Flüchtlingsabwehr mit Kralle
Wie ein libyscher Menschenhändler zu einem offiziellen Treffen nach Sizilien eingeladen wurde
Abd al-Rahman al-Milad ist einer der bekanntesten Menschenhändler der Welt. Der Reporter Michael Obert, der den Libyer auf einer seiner Patrouillen begleitete, beschrieb ihn 2017 im SZ-Magazin: »›Al Bija‹, dreißig, hat eine verstümmelte Hand, die er benutzt wie eine Kralle - ›ich musste eine Menge Menschen töten‹, sagt er.« Al-Milad, genannt »Al Bija« gehört zu einer der wenigen Figuren im Menschenhandel, gegen die der UN-Sicherheitsrat Sanktionen verhängt hat. Eine Recherche der Zeitung »Avvenire« hat nun ergeben, dass die italienische Regierung im Mai 2017 mit ihm über die Kontrolle der Flüchtlingsbewegung verhandelt hat.
Bei dem Treffen haben italienische Beamte und Geheimdienstler teilgenommen, berichtete »Avvenire«. Der italienischen Regierung war 2017 unter Führung des Innenministers Marco Minniti wiederholt vorgeworfen worden, Hinterzimmerdeals mit libyschen Milizen getätigt zu haben.
Über Bildsuchsoftware finden sich weitere Aufnahmen von »Al Bija«. Ein inzwischen aus dem Netz genommenes Foto der italienischen Küstenwache (s.o.) zeigt ihn am 09. Mai 2017 in deren Hauptquartier. Dort heißt es, das Bild zeige ein »See und Wüsten«-Training für libysche Beamte.

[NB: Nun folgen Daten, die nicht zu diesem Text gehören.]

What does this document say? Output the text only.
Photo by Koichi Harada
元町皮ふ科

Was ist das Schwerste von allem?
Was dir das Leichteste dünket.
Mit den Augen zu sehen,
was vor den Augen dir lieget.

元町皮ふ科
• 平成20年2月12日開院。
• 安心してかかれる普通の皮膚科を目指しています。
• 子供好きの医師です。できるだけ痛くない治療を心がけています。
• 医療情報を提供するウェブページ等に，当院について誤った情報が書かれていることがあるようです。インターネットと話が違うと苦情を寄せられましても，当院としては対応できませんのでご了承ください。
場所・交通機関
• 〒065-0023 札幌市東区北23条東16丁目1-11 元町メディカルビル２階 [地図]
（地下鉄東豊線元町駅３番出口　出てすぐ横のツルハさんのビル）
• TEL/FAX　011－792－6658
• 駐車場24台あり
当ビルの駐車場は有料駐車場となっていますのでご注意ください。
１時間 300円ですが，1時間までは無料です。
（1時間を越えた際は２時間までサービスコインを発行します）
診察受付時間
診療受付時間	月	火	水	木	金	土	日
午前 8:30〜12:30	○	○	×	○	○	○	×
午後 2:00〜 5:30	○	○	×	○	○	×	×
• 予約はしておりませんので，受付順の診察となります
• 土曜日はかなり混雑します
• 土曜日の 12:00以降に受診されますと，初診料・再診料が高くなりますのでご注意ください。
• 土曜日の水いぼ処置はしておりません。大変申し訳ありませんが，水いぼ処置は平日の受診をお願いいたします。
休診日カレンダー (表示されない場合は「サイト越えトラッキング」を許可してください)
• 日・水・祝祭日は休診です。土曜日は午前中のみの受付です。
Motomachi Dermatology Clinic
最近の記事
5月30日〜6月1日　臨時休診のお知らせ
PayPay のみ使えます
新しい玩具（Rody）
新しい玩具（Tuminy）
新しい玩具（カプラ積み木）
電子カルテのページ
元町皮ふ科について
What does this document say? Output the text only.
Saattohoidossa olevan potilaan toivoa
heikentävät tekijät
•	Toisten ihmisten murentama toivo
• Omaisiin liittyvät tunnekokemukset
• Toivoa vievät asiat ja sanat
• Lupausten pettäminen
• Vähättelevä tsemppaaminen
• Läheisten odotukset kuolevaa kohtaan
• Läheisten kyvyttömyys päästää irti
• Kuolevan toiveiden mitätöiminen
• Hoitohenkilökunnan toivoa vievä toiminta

Die Enthüllungen seien der Beweis, so »Avvenire«, dass Italien die Dienste libyscher Schlepper in Anspruch genommen hat, um den Zustrom von Migranten aus Libyen zu stoppen. Die italienische Regierung hatte entsprechende Behauptungen bislang immer dementiert. Die Internationale Organisation für Migration (IOM) bestätigte die Recherchen in einer Mitteilung. Sie bedauerte das Treffen, das vom Innenministerium finanziert und von der IOM organisiert wurde. Man sei sich nicht bewusst gewesen, das »Al Bija« in Menschenhandel verwickelt war. Die Berichte sorgen in Italien für Aufruhr. Der Abgeordnete Riccaro Magi forderte die Einrichtung einer parlamentarischen Untersuchungskommission, die klären solle, ob Italien mit Libyen geheime Abkommen abgeschlossen hat.
Der Fall schlägt hohe Wellen, da »Al Bija« bereits 2017 als eine der »Schlüsselfiguren« des Menschenhandels benannte wurde, und es in dervon ihm kontrollierten Küstenzone zu Gewalt und Misshandlungen von Flüchtlingen gekommen ist. Dass ein einstiger Menschenhändler sich im Sold der EU und Italien verdiente, ist ein Skandal. Das Problem ist aber größer: Durch die Unterstützung der Küstenwache sind massenhaft Gelder an ehemalige Verbrecher geflossen. Jeder der libyschen Küstenwächter ist daher potenziell ein »Al Bija«.